De ziekten van mijn zuster en moeder hebben een stempel op mij gedrukt. Ik sloeg hierdoor mijn jeugd over en werd vrij snel volwassen. Achteraf te snel. Hoewel ik in eerste instantie dacht dat ik de ziekte van mijn zuster en moeder goed verwerkt had, bleek dat later toch niet zo te zijn geweest. Ik had de pijn en moeite die ik daarbij ervoer gewoon weggestopt. Het gevolg was dat mijn spontaniteit naar de achtergrond verdween en ik meer gereserveerd en afstandelijk werd.
Ook in mijn geloofsleven heeft vooral de ziekte van mijn moeder best strijd gekost. Ik bad veel voor genezing, die niet kwam. Mensen uit mijn omgeving probeerden daar een verklaring voor te geven, die echter geen verklaring voor mij vormde.
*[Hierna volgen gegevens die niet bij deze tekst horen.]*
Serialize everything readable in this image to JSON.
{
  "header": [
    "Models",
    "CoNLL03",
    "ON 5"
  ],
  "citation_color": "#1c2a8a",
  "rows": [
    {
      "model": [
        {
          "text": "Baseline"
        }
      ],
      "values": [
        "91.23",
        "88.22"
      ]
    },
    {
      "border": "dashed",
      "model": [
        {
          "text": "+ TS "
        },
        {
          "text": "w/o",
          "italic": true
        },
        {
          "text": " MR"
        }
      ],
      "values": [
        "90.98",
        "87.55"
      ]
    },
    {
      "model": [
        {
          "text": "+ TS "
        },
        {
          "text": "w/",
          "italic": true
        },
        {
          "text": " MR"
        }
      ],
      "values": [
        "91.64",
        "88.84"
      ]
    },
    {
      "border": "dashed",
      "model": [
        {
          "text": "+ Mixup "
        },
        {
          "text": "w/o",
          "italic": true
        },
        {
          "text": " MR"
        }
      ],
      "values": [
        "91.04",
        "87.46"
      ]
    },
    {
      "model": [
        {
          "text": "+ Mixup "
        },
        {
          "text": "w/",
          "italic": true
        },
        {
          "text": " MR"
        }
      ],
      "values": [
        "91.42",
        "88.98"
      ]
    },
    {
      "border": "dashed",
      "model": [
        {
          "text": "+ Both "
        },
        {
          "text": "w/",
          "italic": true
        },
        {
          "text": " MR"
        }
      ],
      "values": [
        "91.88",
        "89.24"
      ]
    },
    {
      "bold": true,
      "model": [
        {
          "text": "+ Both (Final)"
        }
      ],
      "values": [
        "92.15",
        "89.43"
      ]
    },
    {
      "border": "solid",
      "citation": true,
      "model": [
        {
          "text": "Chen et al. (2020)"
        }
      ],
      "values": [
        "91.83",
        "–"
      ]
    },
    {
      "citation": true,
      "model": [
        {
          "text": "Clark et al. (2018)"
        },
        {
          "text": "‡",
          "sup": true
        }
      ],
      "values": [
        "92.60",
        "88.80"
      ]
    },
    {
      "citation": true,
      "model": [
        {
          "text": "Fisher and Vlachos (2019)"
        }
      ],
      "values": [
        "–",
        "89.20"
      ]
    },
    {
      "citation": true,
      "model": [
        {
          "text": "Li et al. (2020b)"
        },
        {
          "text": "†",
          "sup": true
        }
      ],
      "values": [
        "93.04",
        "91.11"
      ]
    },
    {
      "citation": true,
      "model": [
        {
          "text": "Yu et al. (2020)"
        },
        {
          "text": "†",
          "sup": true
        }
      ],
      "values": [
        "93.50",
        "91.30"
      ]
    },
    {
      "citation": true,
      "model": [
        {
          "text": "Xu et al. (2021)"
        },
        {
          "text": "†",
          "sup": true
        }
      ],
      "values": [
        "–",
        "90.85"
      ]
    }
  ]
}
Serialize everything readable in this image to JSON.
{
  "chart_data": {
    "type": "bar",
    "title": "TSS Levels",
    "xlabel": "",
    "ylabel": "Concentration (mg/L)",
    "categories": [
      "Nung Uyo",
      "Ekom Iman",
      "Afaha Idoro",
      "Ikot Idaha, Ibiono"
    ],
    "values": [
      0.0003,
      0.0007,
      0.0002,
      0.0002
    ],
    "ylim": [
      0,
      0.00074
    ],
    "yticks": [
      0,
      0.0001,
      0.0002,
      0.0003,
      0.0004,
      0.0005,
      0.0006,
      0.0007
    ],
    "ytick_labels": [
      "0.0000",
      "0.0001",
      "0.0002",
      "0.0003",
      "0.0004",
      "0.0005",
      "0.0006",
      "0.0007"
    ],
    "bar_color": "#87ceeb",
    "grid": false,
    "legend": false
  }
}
Gelukkig heb ik God nooit in de beklaagdenbank gezet, maar ik vind het tot op de dag van vandaag nog steeds moeilijk om voor genezing van zieken te bidden.
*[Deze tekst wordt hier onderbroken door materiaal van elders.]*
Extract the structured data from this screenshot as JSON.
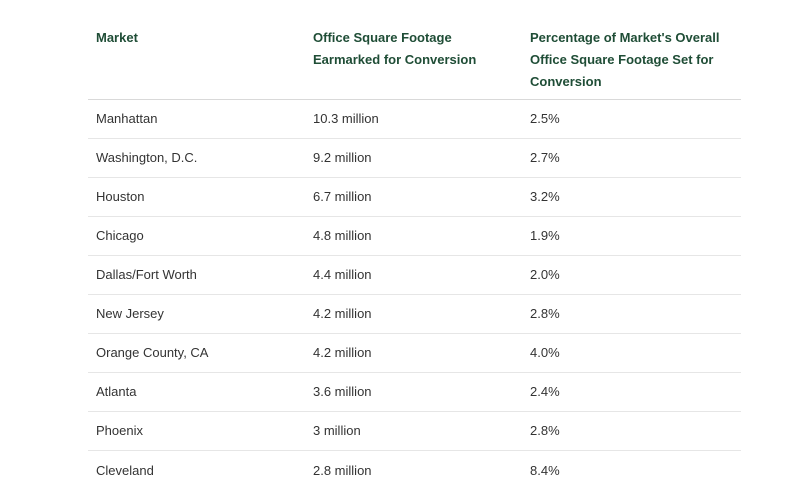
{
  "table": {
    "headers": [
      "Market",
      "Office Square Footage Earmarked for Conversion",
      "Percentage of Market's Overall Office Square Footage Set for Conversion"
    ],
    "rows": [
      [
        "Manhattan",
        "10.3 million",
        "2.5%"
      ],
      [
        "Washington, D.C.",
        "9.2 million",
        "2.7%"
      ],
      [
        "Houston",
        "6.7 million",
        "3.2%"
      ],
      [
        "Chicago",
        "4.8 million",
        "1.9%"
      ],
      [
        "Dallas/Fort Worth",
        "4.4 million",
        "2.0%"
      ],
      [
        "New Jersey",
        "4.2 million",
        "2.8%"
      ],
      [
        "Orange County, CA",
        "4.2 million",
        "4.0%"
      ],
      [
        "Atlanta",
        "3.6 million",
        "2.4%"
      ],
      [
        "Phoenix",
        "3 million",
        "2.8%"
      ],
      [
        "Cleveland",
        "2.8 million",
        "8.4%"
      ]
    ]
  },
  "colors": {
    "header_text": "#1f4d36",
    "body_text": "#333333",
    "divider": "#e6e6e6"
  }
}
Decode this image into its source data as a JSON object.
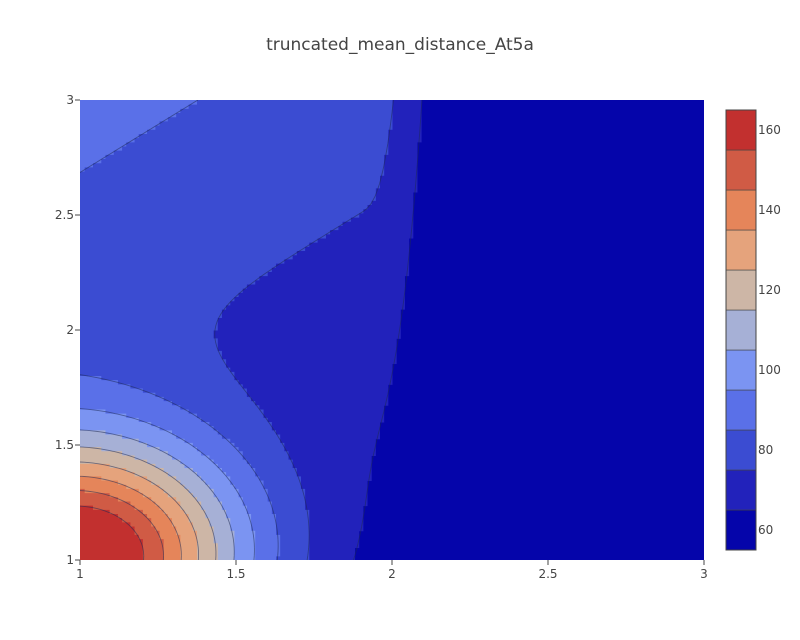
{
  "chart_data": {
    "type": "contour",
    "title": "truncated_mean_distance_At5a",
    "xlabel": "",
    "ylabel": "",
    "xlim": [
      1,
      3
    ],
    "ylim": [
      1,
      3
    ],
    "x_ticks": [
      "1",
      "1.5",
      "2",
      "2.5",
      "3"
    ],
    "y_ticks": [
      "1",
      "1.5",
      "2",
      "2.5",
      "3"
    ],
    "colorbar": {
      "range": [
        55,
        165
      ],
      "tick_values": [
        60,
        80,
        100,
        120,
        140,
        160
      ],
      "tick_labels": [
        "60",
        "80",
        "100",
        "120",
        "140",
        "160"
      ],
      "levels": [
        65,
        75,
        85,
        95,
        105,
        115,
        125,
        135,
        145,
        155
      ],
      "colors": [
        "#0505aa",
        "#2222bb",
        "#3b4cd2",
        "#5a70e8",
        "#7b94f2",
        "#a6b0d6",
        "#cdb6a6",
        "#e5a37c",
        "#e5855a",
        "#d05b45",
        "#c2302f",
        "#b2091f"
      ]
    },
    "grid": false,
    "legend": "colorbar-right"
  }
}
Op de lagere school kwam ik er al vrij snel achter dat ik dyslectisch was. In die tijd wist men hier niet zo goed raad mee. Mijn moeder heeft jarenlang bijna elke dag met me gelezen om me hiermee te helpen. Hoewel ik tot op de dag van vandaag de beperkingen van dyslexie ervaar, heb ik het toch een plek kunnen geven en ook de kracht ervan leren uitbuiten. Want mensen met dyslexie zijn beelddenkers en dat vind je terug in mijn onderwijs en preken.
Vanwege mijn beperking kwam ik op de LTS (Lagere Technische School) terecht, waar ik me helemaal niet thuis voelde. Gelukkig waren daar enkele leerkrachten die mij uitdaagden om toch verder te leren. Via de LTS kwam ik uiteindelijk terecht op het Instituut van de Autohandel in Driebergen. (IVA) Daar bloeide ik op en kreeg ik de kans om op mijn eigen denkniveau te studeren. Ook bleek het bezig zijn met mijn hoofd en handen een goede combinatie voor mij te zijn.
Na deze opleiding en een jaar gewerkt te hebben in een garage in Deventer kwam ik in militaire dienst terecht. Daar ontdekte ik dat God mij gaven op het gebied van leiderschap had gegeven. Een oude sergeant gaf me de kans om me daarin te ontwikkelen en leerde me de kracht van coaching en mentoraat zien. Daar ben ik hem nog steeds erg dankbaar voor.
Gedurende mijn studie op de IVA kwam het verlangen om fulltime aan de slag te gaan met het doorgeven van het Evangelie. Het resultaat was dat ik uiteindelijk bij Agapè terechtkwam, waar ik ruim 30 jaar gewerkt heb. In die tijd ontmoette ik Ineke, we trouwden in 1975 en God gaf ons drie prachtige kinderen die inmiddels getrouwd zijn. Alle drie kennen ze met hun partner de Heer, iets waar we erg dankbaar voor zijn.
Op 36-jarige leeftijd kwam ik in mijn rol als leider bij Agapè in de problemen. Door allerlei omstandigheden hadden we een enorme financiële schuld opgebouwd en ging een aantal medewerkers uit onvrede weg. Ik had sterk behoefte aan een mentor die me hielp om door deze moeilijke periode heen te komen, maar ik kon er geen vinden. Door deze ervaring ontstond echter wel het verlangen om zelf, als mijn kinderen het huis uit waren, mijn tijd en energie te steken in het begeleiden en helpen van een volgende generatie jonge geestelijke leiders. Later kwam daar nog bij dat ik graag een geestelijk vader voor hen wilde zijn.
In 2004 ben ik uiteindelijk met deze bediening begonnen onder de naam Leadershipdynamics. Door de jaren heen heb ik als trainer en mentor veel mensen mogen helpen in het ontwikkelen van hun geestelijke leiderschapsvaardigheden. De laatste jaren kwam er echter een sterk verlangen bij om niet alleen potentiële geestelijke leiders verder te helpen op weg naar volwassenheid, maar in wezen iedereen, die net als ik het verlangen heeft om op de één of andere manier met zijn leven geschiedenis te schrijven voor God, te helpen. Want het is mijn verlangen dat Nederland geestelijk iets is veranderd, omdat ik geleefd heb en op mijn kleine stukje meegewerkt heb om Gods Koninkrijk gestalte te geven.